Kalau pada masa Soeharto, tragedi PKI itu dalam satu materi tersendiri. Sekarang ini menjadi bagian dari materi upaya disintegrasi bangsa, jadi tidak hanya PKI, tapi ada DI/TII, PRRI-Permesta.
Dulu, sejarah adalah made in Soeharto. Kita tidak boleh bercerita di luar versi resmi pemerintah, dimana peristiwa 65 diceritakan sebagai gerakan kudeta yang idenya dari PKI. Cerita ini selalu didengung-dengungkan. Murid sekolah bahkan diwajibkan mengunjungi Lubang Buaya. Dalam sejarah versi mereka, tempat tersebut merupakan lokasi pembunuhan keji 7 Jendral Revolusi oleh PKI. Tidak sampai disitu, tiap tahunnya film G30S/PKI yang berisi sejarah 65 versi Orde Baru diputar di TV.
Setelah Reformasi, informasi mulai terbuka. Buku-buku yang menggugat sejarah versi pemerintah mulai bermunculan. Sistem pengajaran sejarah jadi berbeda dengan era sebelumnya. Saya meminta anak-anak mencari informasi dari berbagai sumber seperti buku, internet dan lain lain, kemudian mereka diminta membuat analisis dalam diskusi-diskusi terbuka di kelas. Di saat itulah anak-anak bertanya, “ Mengapa terjadi pembunuhan massal hingga ke desa-desa? ”, “Mengapa yang dibunuh itu perwira-perwira senior Angkatan Darat, bukan Angkatan Laut atau Angkatan Udara? “. Jadi anak-anak diajak berfikir dan bertanya secara kritis. Masalah PKI tidak se-sensitif 25 tahun yang lalu.
Apakah metode pengajaran sejarah yang ibu lakukan merupakan metode standar para guru sejarah di tingkat SMA?
Tidak. Itu masih tergantung kemampuan personal tiap guru, tapi sudah jauh lebih terbuka dibandingkan masa Soeharto.
Dari himpunan guru sejarah Indonesia sendiri, apakah pernah melakukan pelatihan-peatihan cara mengajar sejarah?
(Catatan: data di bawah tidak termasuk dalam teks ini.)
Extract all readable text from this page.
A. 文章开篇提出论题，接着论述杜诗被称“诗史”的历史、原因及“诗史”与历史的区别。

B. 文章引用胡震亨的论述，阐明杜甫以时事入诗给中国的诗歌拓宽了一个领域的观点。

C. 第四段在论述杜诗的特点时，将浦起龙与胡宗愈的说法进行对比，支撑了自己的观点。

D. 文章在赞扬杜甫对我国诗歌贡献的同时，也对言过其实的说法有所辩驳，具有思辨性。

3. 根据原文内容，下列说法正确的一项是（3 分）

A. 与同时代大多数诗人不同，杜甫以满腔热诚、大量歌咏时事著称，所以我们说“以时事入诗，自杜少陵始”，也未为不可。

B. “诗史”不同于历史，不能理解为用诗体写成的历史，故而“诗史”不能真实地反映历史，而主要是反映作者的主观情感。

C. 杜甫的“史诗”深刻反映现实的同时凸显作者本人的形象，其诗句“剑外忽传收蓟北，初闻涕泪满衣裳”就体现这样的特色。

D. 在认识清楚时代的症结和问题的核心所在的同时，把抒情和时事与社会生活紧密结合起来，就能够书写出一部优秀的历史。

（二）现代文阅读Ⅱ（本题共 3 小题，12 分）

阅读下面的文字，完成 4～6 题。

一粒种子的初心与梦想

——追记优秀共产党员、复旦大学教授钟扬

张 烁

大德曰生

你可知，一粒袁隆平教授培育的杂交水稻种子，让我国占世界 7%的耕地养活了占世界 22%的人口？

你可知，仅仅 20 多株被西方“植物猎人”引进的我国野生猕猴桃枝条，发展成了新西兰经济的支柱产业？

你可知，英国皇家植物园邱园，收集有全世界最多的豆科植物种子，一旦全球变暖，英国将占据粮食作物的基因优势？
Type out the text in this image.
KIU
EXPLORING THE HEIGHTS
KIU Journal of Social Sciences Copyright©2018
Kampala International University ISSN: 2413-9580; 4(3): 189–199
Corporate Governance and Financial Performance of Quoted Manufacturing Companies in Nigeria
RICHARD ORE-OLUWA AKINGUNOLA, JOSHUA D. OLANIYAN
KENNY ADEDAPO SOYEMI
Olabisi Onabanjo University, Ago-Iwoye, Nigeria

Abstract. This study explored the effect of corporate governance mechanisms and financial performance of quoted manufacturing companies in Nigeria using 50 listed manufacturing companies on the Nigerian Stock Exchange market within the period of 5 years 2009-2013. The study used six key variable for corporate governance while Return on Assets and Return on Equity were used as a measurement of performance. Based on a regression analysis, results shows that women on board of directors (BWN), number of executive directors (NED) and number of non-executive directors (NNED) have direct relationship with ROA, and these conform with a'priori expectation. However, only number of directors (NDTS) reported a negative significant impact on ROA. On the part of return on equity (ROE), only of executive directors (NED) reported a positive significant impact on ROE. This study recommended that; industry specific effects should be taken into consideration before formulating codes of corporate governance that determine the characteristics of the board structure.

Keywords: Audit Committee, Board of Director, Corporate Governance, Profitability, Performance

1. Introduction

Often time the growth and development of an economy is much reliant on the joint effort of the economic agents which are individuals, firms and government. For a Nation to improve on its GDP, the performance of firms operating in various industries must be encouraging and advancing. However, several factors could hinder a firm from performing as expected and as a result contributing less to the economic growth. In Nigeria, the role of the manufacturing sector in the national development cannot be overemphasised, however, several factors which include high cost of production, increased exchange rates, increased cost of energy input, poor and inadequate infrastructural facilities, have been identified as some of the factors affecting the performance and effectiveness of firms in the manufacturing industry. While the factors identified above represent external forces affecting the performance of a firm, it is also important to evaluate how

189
Tidak ada karena terbentur dana. Asosiasi ini di luar sistem. Dari pemerintah sendiri tidak ada karena mereka berkepentingan sekali dengan pengajaran sejarah. Asosiasi pernah membuat semacam majalah yang dananya dari Hivos untuk meningkatkan kemampuan guru, tapi sekarang tidak ada lagi.
Jika pengajaran sejarah sudah terbuka, mengapa stigma PKI versi Orde Baru masih kuat di masyarakat?
Karena pendidikan sejarahnya masih tergantung kemampuan guru. Kadang-kadang saya mengajak anak-anak ketemu Gerwani, yang mendapat stigma sebagai perempuan tidak bermoral. Ketika bertemu dengan tokoh – tokoh Gerwani, mereka sering berkata “ Masa mereka Gerwani bu, kan mereka lembut banget ”. Lalu, saya katakan bahwa peristiwa tersebut jangan sampai terulang. Itu pelanggaran HAM berat. Itu yang penting sebetulnya. Persoalannya memang tidak semua guru bisa mengembangkan hal tersebut.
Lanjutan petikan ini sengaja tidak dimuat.